Death Toll in Mexico Border Shootings Rises to 30
Mexican authorities said Friday that a soldier and five attackers died in a clash between gunmen and an army patrol in the northern border state of Tamaulipas, bringing that state’s death toll in two days of presumed gang-related violence to 30.
A group of armed assailants attacked a military patrol Thursday on a highway near the Rio Grande, wounding one soldier who later died of his wounds, said a Tamaulipas state official, who was not authorized to be quoted by name. The official said the patrol returned fire, killing five assailants.

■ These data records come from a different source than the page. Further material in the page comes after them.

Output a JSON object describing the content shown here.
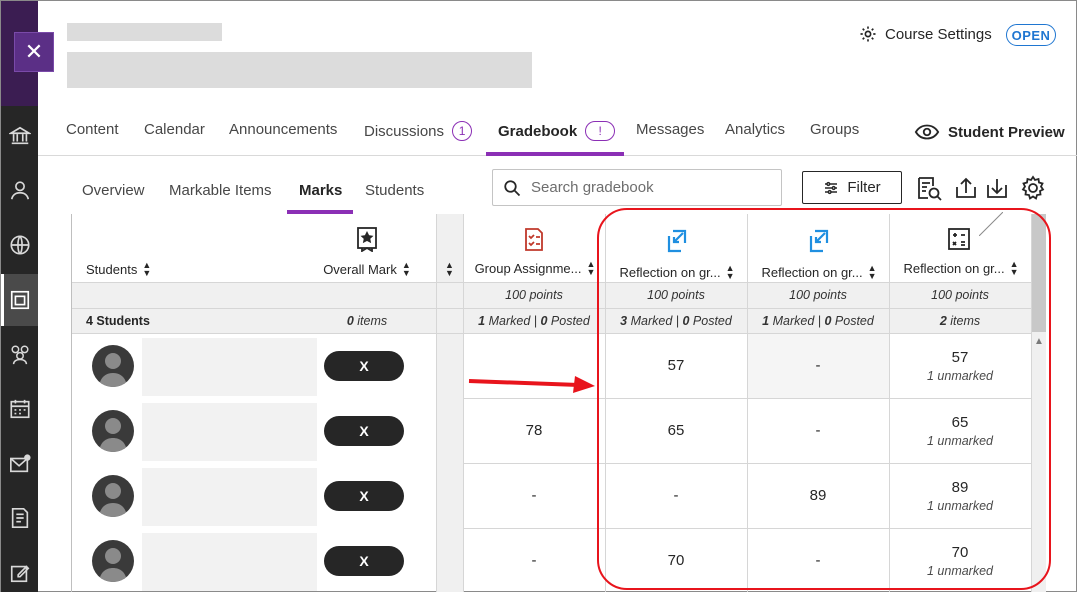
{
  "header": {
    "course_settings_label": "Course Settings",
    "status_badge": "OPEN",
    "close_symbol": "✕"
  },
  "main_tabs": [
    {
      "label": "Content"
    },
    {
      "label": "Calendar"
    },
    {
      "label": "Announcements"
    },
    {
      "label": "Discussions",
      "badge": "1"
    },
    {
      "label": "Gradebook",
      "badge": "!",
      "active": true
    },
    {
      "label": "Messages"
    },
    {
      "label": "Analytics"
    },
    {
      "label": "Groups"
    }
  ],
  "student_preview_label": "Student Preview",
  "sub_tabs": [
    {
      "label": "Overview"
    },
    {
      "label": "Markable Items"
    },
    {
      "label": "Marks",
      "active": true
    },
    {
      "label": "Students"
    }
  ],
  "search": {
    "placeholder": "Search gradebook"
  },
  "filter_label": "Filter",
  "grid": {
    "columns": {
      "students": "Students",
      "overall": "Overall Mark",
      "group_assignment": "Group Assignme...",
      "reflection1": "Reflection on gr...",
      "reflection2": "Reflection on gr...",
      "reflection3": "Reflection on gr..."
    },
    "points": {
      "group_assignment": "100 points",
      "reflection1": "100 points",
      "reflection2": "100 points",
      "reflection3": "100 points"
    },
    "stats": {
      "students_count": "4 Students",
      "overall_items_num": "0",
      "overall_items_word": " items",
      "group_marked_num": "1",
      "group_marked_word": " Marked | ",
      "group_posted_num": "0",
      "group_posted_word": " Posted",
      "r1_marked_num": "3",
      "r1_marked_word": " Marked | ",
      "r1_posted_num": "0",
      "r1_posted_word": " Posted",
      "r2_marked_num": "1",
      "r2_marked_word": " Marked | ",
      "r2_posted_num": "0",
      "r2_posted_word": " Posted",
      "r3_items_num": "2",
      "r3_items_word": " items"
    },
    "rows": [
      {
        "overall": "X",
        "group": "",
        "r1": "57",
        "r2": "-",
        "r3": "57",
        "r3_sub": "1 unmarked"
      },
      {
        "overall": "X",
        "group": "78",
        "r1": "65",
        "r2": "-",
        "r3": "65",
        "r3_sub": "1 unmarked"
      },
      {
        "overall": "X",
        "group": "-",
        "r1": "-",
        "r2": "89",
        "r3": "89",
        "r3_sub": "1 unmarked"
      },
      {
        "overall": "X",
        "group": "-",
        "r1": "70",
        "r2": "-",
        "r3": "70",
        "r3_sub": "1 unmarked"
      }
    ]
  },
  "colors": {
    "accent_purple": "#8b2fb5",
    "link_blue": "#1f76d1",
    "annotation_red": "#e8141c",
    "sidebar_bg": "#262626"
  },
  "icons": {
    "sidebar": [
      "institution-icon",
      "profile-icon",
      "globe-icon",
      "courses-icon",
      "groups-icon",
      "calendar-icon",
      "messages-icon",
      "grades-icon",
      "tools-icon"
    ],
    "toolbar": [
      "grading-queue-icon",
      "export-icon",
      "import-icon",
      "settings-gear-icon"
    ]
  }
}
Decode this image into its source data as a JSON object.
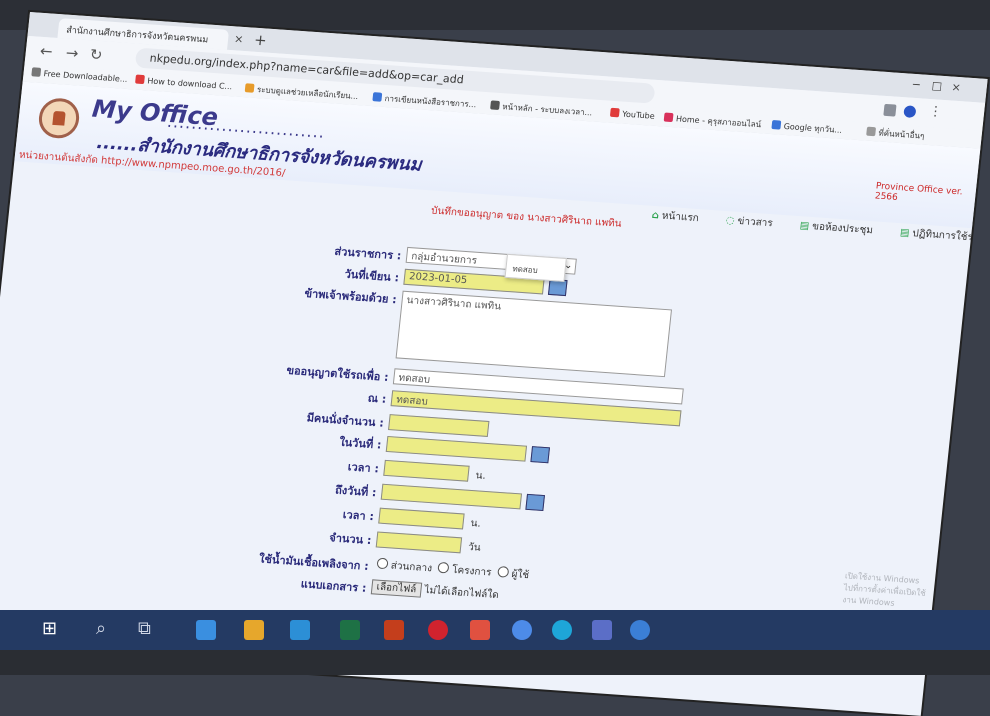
{
  "browser": {
    "tab_title": "สำนักงานศึกษาธิการจังหวัดนครพนม",
    "tab_close": "×",
    "new_tab": "+",
    "url": "nkpedu.org/index.php?name=car&file=add&op=car_add",
    "bookmarks": [
      "Free Downloadable...",
      "How to download C...",
      "ระบบดูแลช่วยเหลือนักเรียน...",
      "การเขียนหนังสือราชการ...",
      "หน้าหลัก - ระบบลงเวลา...",
      "YouTube",
      "Home - คุรุสภาออนไลน์",
      "Google ทุกวัน...",
      "ที่คั่นหน้าอื่นๆ"
    ]
  },
  "site": {
    "brand": "My Office",
    "dots": "..........................",
    "office_name": "......สำนักงานศึกษาธิการจังหวัดนครพนม",
    "url_line": "หน่วยงานต้นสังกัด http://www.npmpeo.moe.go.th/2016/",
    "mini_nav": "Province Office ver. 2566"
  },
  "nav": {
    "home": "หน้าแรก",
    "news": "ข่าวสาร",
    "meeting": "ขอห้องประชุม",
    "profile": "ปฏิทินการใช้รถยนต์"
  },
  "notice": "บันทึกขออนุญาต ของ นางสาวศิรินาถ แพทิน",
  "form": {
    "dept_label": "ส่วนราชการ :",
    "dept_value": "กลุ่มอำนวยการ",
    "date_label": "วันที่เขียน :",
    "date_value": "2023-01-05",
    "with_label": "ข้าพเจ้าพร้อมด้วย :",
    "with_value": "นางสาวศิรินาถ แพทิน",
    "purpose_label": "ขออนุญาตใช้รถเพื่อ :",
    "purpose_value": "ทดสอบ",
    "place_label": "ณ :",
    "place_value": "ทดสอบ",
    "people_label": "มีคนนั่งจำนวน :",
    "suggestion": "ทดสอบ",
    "start_date_label": "ในวันที่ :",
    "start_time_label": "เวลา :",
    "end_date_label": "ถึงวันที่ :",
    "end_time_label": "เวลา :",
    "hour_unit": "น.",
    "days_label": "จำนวน :",
    "days_unit": "วัน",
    "fuel_label": "ใช้น้ำมันเชื้อเพลิงจาก :",
    "fuel_options": [
      "ส่วนกลาง",
      "โครงการ",
      "ผู้ใช้"
    ],
    "attach_label": "แนบเอกสาร :",
    "file_button": "เลือกไฟล์",
    "file_status": "ไม่ได้เลือกไฟล์ใด"
  },
  "watermark": {
    "line1": "เปิดใช้งาน Windows",
    "line2": "ไปที่การตั้งค่าเพื่อเปิดใช้งาน Windows"
  }
}
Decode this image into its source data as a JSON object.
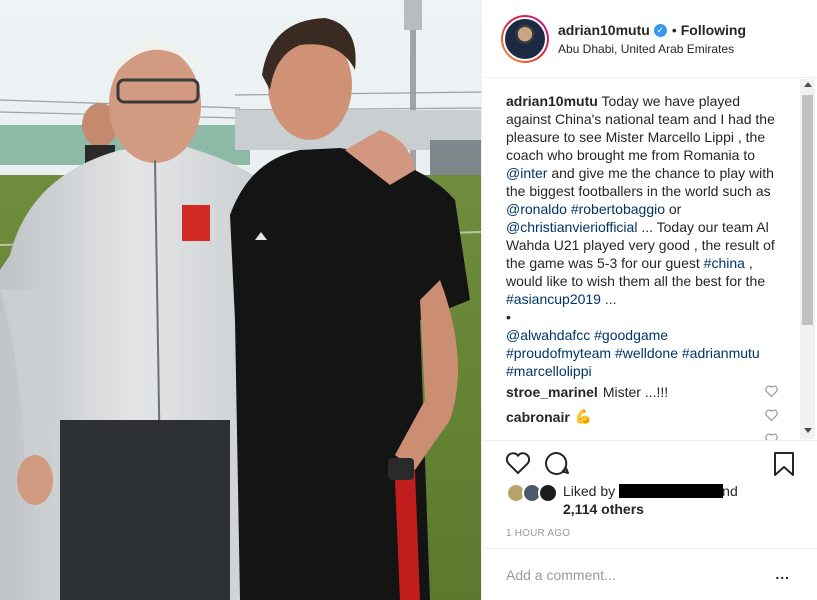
{
  "header": {
    "username": "adrian10mutu",
    "following_label": "Following",
    "separator": "•",
    "location": "Abu Dhabi, United Arab Emirates"
  },
  "caption": {
    "username": "adrian10mutu",
    "lines": [
      "Today we have played",
      "against China's national team and I had the",
      "pleasure to see Mister Marcello Lippi , the",
      "coach who brought me from Romania to"
    ],
    "tag_inter": "@inter",
    "line5_rest": " and give me the chance to play with",
    "line6": "the biggest footballers in the world such as",
    "tag_ronaldo": "@ronaldo",
    "tag_roberto": "#robertobaggio",
    "or": " or",
    "tag_vieri": "@christianvieriofficial",
    "line8_rest": " ... Today our team Al",
    "line9": "Wahda U21 played very good , the result of",
    "line10_pre": "the game was 5-3 for our guest ",
    "tag_china": "#china",
    "line10_post": " ,",
    "line11": "would like to wish them all the best for the",
    "tag_asiancup": "#asiancup2019",
    "line12_post": " ...",
    "bullet": "•",
    "tags_a": "@alwahdafcc #goodgame",
    "tags_b": "#proudofmyteam #welldone #adrianmutu",
    "tags_c": "#marcellolippi"
  },
  "comments": [
    {
      "username": "stroe_marinel",
      "text": "Mister ...!!!"
    },
    {
      "username": "cabronair",
      "text": ""
    },
    {
      "username": "...",
      "text": ""
    }
  ],
  "likes": {
    "prefix": "Liked by",
    "suffix": "nd",
    "count_text": "2,114 others"
  },
  "timestamp": "1 HOUR AGO",
  "add_comment": {
    "placeholder": "Add a comment...",
    "more": "..."
  },
  "colors": {
    "link": "#003569",
    "verified": "#3897f0",
    "muted": "#999999"
  },
  "icons": [
    "verified-icon",
    "heart-icon",
    "comment-icon",
    "bookmark-icon",
    "more-icon"
  ]
}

Local media reported that some of the gunmen were wearing flak vests and military-style camouflage and that at least one of their vehicles had rudimentary bullet-proofing of welded steel plates. The area where the confrontation occurred, near the town of Miguel Aleman, has long been dominated by the Zetas drug cartel.
The town is about 50 miles (80 kilometers) west of McAllen, Texas, where U.S. President Donald Trump visited Thursday to push for expanding existing border walls along the entire length of the border.
The state official said the death toll in a separate presumed drug cartel shootout Wednesday near Miguel Aleman had risen to 24, with the discovery of three more bodies.
Experts originally counted 21 dead, many found in twisted piles of charred corpses in a field near burned-out vehicles. The state official said Thursday that continued investigations located three more bodies.
Those killings apparently arose from a dispute between the Gulf cartel and a faction of the Zetas cartel.